JunoCam camera received three images of Io before the satellite went into eclipse. All three images show volcanic plume. Concrete photograph taken December 21, 2018 at a distance of 300,000 km from Io
The first shots arrived on December 21 before Io’s satellite entered the shadow of Jupiter. The images show that the moon is half illuminated by a bright spot visible behind the terminator (the border of day and night). The surface was in the shade, but the height of the jet made it possible to reflect the sunlight. After Io entered the shadow of the gas giant, the reflected sunlight from Europe helped illuminate Io and the volcanic plume. The radiation signature is also noticeable, recalling the role of the satellite in feeding Jupiter’s radiation belts.
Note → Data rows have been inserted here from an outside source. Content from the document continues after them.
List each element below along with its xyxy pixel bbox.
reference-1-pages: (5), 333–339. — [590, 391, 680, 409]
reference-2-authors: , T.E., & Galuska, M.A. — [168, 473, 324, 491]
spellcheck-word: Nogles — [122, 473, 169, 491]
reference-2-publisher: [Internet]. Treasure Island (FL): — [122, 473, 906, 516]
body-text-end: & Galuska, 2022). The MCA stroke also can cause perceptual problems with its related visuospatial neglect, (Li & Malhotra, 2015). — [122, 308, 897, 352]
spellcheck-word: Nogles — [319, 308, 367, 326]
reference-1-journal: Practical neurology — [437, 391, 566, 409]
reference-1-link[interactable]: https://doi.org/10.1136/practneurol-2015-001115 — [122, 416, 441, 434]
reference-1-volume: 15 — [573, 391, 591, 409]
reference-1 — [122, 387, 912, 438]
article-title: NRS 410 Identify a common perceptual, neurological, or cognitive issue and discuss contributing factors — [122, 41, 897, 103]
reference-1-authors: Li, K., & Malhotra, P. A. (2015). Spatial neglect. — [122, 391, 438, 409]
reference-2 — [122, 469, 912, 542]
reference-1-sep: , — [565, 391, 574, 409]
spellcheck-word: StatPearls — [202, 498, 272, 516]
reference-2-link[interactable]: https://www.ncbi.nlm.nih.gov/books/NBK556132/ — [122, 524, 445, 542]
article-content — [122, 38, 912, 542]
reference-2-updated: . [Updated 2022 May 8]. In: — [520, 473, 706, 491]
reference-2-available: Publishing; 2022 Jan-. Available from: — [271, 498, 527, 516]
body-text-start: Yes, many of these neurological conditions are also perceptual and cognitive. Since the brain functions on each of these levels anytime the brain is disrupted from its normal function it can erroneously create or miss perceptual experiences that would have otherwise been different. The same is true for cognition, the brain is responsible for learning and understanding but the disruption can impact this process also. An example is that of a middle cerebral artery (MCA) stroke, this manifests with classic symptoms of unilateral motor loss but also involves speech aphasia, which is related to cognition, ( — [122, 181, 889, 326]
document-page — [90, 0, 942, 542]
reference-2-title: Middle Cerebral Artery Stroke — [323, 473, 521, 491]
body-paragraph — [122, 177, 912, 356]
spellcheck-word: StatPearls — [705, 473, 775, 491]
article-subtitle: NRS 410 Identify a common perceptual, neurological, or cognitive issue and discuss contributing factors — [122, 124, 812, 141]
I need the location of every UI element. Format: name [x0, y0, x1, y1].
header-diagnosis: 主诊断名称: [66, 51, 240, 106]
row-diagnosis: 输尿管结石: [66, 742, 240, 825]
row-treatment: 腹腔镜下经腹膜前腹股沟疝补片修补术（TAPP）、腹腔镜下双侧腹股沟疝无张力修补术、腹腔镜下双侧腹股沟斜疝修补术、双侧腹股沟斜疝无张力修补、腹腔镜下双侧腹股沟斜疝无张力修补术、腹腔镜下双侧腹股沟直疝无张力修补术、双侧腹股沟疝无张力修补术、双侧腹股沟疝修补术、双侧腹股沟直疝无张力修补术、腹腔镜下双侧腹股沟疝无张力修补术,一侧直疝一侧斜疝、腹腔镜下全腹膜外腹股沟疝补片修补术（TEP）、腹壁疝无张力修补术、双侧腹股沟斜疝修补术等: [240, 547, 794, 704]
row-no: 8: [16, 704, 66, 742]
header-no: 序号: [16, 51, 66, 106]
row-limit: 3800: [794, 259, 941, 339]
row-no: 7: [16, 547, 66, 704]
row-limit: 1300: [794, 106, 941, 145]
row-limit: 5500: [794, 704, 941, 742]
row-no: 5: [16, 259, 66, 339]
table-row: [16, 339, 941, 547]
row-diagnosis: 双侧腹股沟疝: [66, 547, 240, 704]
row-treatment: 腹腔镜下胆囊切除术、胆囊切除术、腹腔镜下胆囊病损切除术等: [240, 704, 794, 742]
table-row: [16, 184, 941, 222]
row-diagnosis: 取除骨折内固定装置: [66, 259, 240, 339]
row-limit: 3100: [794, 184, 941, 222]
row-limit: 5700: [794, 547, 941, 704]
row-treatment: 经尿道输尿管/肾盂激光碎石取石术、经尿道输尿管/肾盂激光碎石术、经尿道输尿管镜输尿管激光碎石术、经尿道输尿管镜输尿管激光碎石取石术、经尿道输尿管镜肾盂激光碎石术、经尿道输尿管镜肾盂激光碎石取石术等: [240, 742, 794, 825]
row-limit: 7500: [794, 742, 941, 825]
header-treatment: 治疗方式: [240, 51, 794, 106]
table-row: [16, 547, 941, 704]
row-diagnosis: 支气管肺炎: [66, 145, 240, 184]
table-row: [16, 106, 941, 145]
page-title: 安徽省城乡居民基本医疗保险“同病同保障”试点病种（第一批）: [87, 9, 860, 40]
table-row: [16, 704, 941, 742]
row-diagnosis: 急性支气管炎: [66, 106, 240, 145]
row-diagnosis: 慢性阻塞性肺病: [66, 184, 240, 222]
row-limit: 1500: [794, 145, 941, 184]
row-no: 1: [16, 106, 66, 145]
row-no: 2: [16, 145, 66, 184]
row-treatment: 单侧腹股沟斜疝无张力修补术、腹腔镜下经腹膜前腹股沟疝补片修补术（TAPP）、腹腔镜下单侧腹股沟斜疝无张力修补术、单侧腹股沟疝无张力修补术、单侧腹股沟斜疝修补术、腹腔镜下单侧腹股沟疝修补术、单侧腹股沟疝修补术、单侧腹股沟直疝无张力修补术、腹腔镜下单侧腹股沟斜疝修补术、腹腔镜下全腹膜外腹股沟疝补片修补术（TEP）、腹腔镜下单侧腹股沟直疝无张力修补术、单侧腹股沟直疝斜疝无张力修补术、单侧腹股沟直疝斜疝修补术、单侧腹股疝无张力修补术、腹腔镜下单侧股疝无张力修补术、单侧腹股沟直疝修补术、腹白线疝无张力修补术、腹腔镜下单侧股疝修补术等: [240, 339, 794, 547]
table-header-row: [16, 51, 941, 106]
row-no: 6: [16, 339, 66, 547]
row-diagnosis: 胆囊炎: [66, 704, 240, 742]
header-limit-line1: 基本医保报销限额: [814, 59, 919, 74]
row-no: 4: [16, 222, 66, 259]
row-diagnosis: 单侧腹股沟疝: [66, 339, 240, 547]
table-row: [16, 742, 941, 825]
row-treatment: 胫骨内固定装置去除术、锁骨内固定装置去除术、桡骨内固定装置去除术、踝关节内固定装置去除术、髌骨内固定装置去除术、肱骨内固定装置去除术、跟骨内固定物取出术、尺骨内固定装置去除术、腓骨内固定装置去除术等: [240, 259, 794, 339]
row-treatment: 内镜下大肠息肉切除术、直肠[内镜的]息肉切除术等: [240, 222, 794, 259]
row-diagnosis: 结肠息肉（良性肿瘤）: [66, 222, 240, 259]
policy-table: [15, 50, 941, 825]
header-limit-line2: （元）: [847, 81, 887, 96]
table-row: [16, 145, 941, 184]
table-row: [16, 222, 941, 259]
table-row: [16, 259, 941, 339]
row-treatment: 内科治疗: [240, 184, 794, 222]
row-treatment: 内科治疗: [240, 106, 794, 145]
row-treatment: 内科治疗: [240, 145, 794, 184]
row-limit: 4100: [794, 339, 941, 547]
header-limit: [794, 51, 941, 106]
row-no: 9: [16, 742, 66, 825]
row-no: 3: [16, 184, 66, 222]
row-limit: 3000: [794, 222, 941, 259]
The radiation survey of Juno extracted this photograph of Jupiter Io's satellite using the SRU camera after the moon went into the shadow of the planet on December 21, 2018. Io is illuminated by the light reflected from a neighboring satellite of Europe. Sources of activity of several Io volcanoes are viewed on the surface. By capturing heat on long waves, the JIRAM captures hot spots in daylight and at night. The satellites of Jupiter are not considered the main targets for JIRAM, but with a sufficient approximation, scientists use the opportunity and conduct a survey. The instrument is especially sensitive to infrared wave valleys, which are ideal for studying Io volcanism.
The last pictures will help to take a fresh look at the interaction of Jupiter and the five satellites, which leads to Io volcanic activity or freezing of the atmospheres of the moons during their stay in the shade. Io volcanoes were first discovered in 1979 during the passage of a NASA Voyager spacecraft. The gravitational contact of Io and Jupiter activates satellite volcanoes that trigger SO2 gas jets and create large basaltic lava fields.
A photo from JIRAM was received on December 21, 2018. The device demonstrates extremely high temperatures at the point of volcanic eruption on Io. Observation made during a total eclipse of the satellite
Io's recent photographs are mined half way through the mission, which should map the complete map of Jupiter in July 2021. Mission Juno started in 2011 and arrived at the gas giant in 2016. The device makes one revolution around the planet in 53 days, studying the auroras, the atmosphere and the magnetosphere.
Juno moves to solar energy and uses 8 tools to study the internal structure of Jupiter, the atmosphere and the magnetosphere. The management is responsible for the management of the Jet Propulsion.